Environmental Samples and eDNA

This group has been established to develop a data standard and usage guidelines for sharing environmental sample and environmental DNA data.

GitHub

Convener

  • Gabi Droege - Botanic Garden and Botanical Museum, Berlin, Germany

Core members

Motivation

The need and willingness to publish research and collection data of environmental samples and sequence data derived from environmental DNA has increased rapidly in the last few years. The routine monitoring of small organisms or organism parts is becoming increasingly important in times of climatic and anthropogenic changes. Although GBIF, GGBN and GSC are providing solutions for different kinds of DNA related data, the existing data standards need a substantial review and extension to fit current needs.

Challenges:

  • number and complexity of relationships between and within samples
  • number and complexity of relationships between and within sequences derived from samples
  • diversity of use cases
  • changes to taxonomy or identification associated to a given sequence
  • amount of data associated to a single environmental sample
  • potential complex history of preservation changes
  • star schema and occurrence model limitations

Gaps we would like to address in this group:

High priority:

  • relationships between and within samples and between sequences, including parent-child relationships (e.g. extend recommended vocabulary in relatedResourceClass)
  • description of the sample and its preservation history (together with the Material Sample TG)
  • how to enable search for different types of samples (controlled/recommended vocabulary)
  • how to relate different analysis results to same eDNA

Medium priority:

  • providing metadata and their source about sequences and lab data in general (extraction, sequencing pipeline, primers, sequences)
  • how to enable search for different sequences in different types of samples

In this task group we aim at consolidating the GGBN Data Standard, MIxS as well as the latest GBIF guide to publish DNA derived data in order to develop a data standard and best practice usage guide for sharing environmental sample and eDNA data. In particular, the goal is to develop application schemas that can be used by aggregators such as GBIF, OBIS and GGBN.

In this context it will be important to fulfill the needs of both the collection and research communities.

Scope

  • Organismal environmental (e.g. surface, water, ice, soil and air samples) and host-associated samples (e.g. gut, fecal, cheek, blood, wood)
  • Agrobiodiversity and in-vitro samples
  • Environmental DNA samples
  • Community/bulk samples
  • both recent and ancient material
  • sequence data and data derived from PCR detection such as qPCR
  • Gathering event data, relationships between samples, lab data (extraction, sequencing pipeline, primers, sequences)

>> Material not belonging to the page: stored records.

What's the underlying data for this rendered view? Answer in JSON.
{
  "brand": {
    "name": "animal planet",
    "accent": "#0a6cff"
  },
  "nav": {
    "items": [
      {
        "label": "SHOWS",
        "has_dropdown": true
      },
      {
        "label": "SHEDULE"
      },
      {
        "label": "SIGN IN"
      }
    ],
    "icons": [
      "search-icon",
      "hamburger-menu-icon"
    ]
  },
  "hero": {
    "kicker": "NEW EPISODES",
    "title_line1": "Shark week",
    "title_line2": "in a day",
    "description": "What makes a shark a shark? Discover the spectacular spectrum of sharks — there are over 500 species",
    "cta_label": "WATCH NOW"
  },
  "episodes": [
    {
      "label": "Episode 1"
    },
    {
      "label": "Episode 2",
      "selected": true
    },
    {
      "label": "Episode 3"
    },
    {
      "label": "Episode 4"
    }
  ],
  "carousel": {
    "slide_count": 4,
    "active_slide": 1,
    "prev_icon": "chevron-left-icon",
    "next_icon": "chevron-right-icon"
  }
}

Goals, outputs and outcomes

  • Definitions of glossary terms, such as “what is an environmental sample”
  • Consider which granularity or resolution of data would be of interest
  • Data standard for sharing environmental sample and eDNA data
  • Application schemes for using the data standard with current ABCD and DwC models
  • If needed alternative application schemes
  • Example use cases for application of best practices
  • Publication of proposed data standard, application schemes and best practice guidelines

Strategy

  • Build on and consolidate previous work from within GGBN, GBIF and GSC
  • Consult with related initiatives, working groups and networks (e.g. biobank networks, permit working group, data aggregators, material sample working group)
  • Consult with researchers and collections who work with environmental samples
  • Regular reports to the GBWG Interest Group and Executive Committee

Timeline

Milestones and Deliverables Due Month Description Remarks
M1 4 Use cases and priorities defined  
D1 6 Definition of glossary terms done  
M2 10 Agreement on terms describing gathering event, description and storage of sample, relationships between samples In parts dependent on other Task Groups: i) MaterialSample, ii) Permits and Loans
D2 12 Scenarios for granularity/resolution of data defined  
M3 16 Agreement on lab data terms  
M4 18 Agreement on how to deal with different levels of identifications (host vs. organisms found in sample)  
D3 20 Application scheme for current ABCD and DwC models done  
D4 24 Data standard, application schemes and best practice guide ready for submission  

Becoming involved

Interested parties are invited to watch and contribute to the GitHub repository and participate in our calls. Please contact the convenor for more information. Also please subscribe to our open mailing list to be informed about upcoming meetings and news.

History and context

This Task Group will build on the work of GSC, GGBN and GBIF. Storage and study of human-associated samples has a long history. Organizations such as ISBER and ESBB came up with data standards too. GGBN is already partnering with both to enable exchange of knowledge. Many environmental specimen banks traditionally store samples for chemical, rather than molecular analysis. This Task Group will get in touch with those communities as well.

Summary

This group has been established to develop a data standard and usage guidelines for sharing environmental sample and environmental DNA data. Although GBIF, GGBN and GSC are providing solutions for different kinds of DNA related data, the existing data standards need a substantial review and extension to fit current needs. This task group will work closely together with the Material Sample Task Group to review terms associated with physical samples. These data become more and more important for conservation, climate change, human health, ecology, monitoring and many other research approaches. The number of environmental sample and DNA collections has increased enormously in different communities. It is time to provide tools and guidance for researchers, industry, and collections on how to record and share such data.